Stolen audio and text can be used for cyber attacks, including those involving audio deepfakes that can then be used for social engineering attacks or the distribution of fake news.

The process would generally involve two steps: training the machine learning model and using the model itself. In the first step, the model uses audio signal processing and natural language processing techniques to learn how words are pronounced and how sentences are structured. Once the model is trained with enough data, it could generate text from an audio file.

An attacker could then use the pattern to manipulate the stolen sounds and make victims say things they never said, including blackmailing them or impersonating them to trick their employers or relatives. Scammers could also pose as a public figure to generate fake news.

How to stay safe

Use trusted platforms

Use verified service providers that implement all regulations such as GDPR and industry best practices and install apps only from official mobile app stores. In other words, beware of unknown or unverified sources that may expose you to malicious scammers.

Read the text written in small letters

Review the service providers' privacy policies, paying particular attention to the sections on how your audio data is stored and shared with third parties, who has access to it, and whether it's encrypted during transmission and storage. Ask about data retention policies and whether any of your information can be deleted upon request. Ideally, you would not voluntarily use services that collect such data or applications where the data is not anonymized.

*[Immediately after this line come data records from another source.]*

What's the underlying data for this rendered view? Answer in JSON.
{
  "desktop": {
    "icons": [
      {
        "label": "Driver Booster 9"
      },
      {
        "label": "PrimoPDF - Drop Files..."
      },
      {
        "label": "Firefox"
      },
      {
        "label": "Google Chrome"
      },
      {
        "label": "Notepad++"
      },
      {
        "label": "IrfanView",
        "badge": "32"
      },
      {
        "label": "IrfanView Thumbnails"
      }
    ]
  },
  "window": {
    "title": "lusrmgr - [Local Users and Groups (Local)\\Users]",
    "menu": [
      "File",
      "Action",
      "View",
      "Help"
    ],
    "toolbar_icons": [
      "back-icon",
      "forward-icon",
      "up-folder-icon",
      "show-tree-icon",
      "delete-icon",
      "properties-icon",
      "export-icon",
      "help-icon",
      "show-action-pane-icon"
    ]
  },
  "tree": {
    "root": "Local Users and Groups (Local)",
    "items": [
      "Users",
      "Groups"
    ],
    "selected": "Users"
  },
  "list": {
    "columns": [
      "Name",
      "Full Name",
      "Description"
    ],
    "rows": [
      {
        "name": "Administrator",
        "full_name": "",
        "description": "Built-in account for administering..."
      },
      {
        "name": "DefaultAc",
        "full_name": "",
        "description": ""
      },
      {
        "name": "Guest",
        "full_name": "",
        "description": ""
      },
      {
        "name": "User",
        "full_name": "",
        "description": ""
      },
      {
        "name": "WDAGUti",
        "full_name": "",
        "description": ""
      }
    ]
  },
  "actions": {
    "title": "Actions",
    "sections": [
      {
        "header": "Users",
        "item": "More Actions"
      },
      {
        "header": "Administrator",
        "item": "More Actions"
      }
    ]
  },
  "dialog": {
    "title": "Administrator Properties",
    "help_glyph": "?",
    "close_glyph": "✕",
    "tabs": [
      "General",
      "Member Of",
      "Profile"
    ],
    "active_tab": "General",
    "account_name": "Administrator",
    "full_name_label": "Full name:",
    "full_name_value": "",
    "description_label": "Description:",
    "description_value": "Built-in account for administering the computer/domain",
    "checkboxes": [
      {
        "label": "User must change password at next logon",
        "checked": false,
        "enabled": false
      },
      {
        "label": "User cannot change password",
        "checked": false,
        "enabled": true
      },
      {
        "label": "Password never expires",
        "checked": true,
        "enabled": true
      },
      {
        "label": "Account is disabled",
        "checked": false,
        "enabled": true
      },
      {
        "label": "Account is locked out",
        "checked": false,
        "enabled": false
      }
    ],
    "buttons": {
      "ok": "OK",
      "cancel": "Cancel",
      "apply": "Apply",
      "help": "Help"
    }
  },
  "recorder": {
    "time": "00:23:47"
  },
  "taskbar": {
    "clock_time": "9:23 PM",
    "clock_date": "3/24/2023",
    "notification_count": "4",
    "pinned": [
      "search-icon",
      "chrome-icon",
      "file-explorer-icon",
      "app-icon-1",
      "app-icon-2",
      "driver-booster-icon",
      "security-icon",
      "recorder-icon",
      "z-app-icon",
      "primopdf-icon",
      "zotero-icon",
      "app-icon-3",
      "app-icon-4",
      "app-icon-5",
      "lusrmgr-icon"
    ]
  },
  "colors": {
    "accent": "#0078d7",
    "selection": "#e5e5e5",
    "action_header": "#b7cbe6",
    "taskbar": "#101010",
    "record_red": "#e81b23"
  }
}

Avoid sharing sensitive information

Refrain from sharing confidential or sensitive details, especially things like passwords or financial information, through speech-to-text software.

Make constant updates

Keep all software up to date with the latest security updates and patches to avoid falling victim to attacks that exploit vulnerabilities in software. To further enhance your protection, use security software with multi-layered protection from a reputable vendor.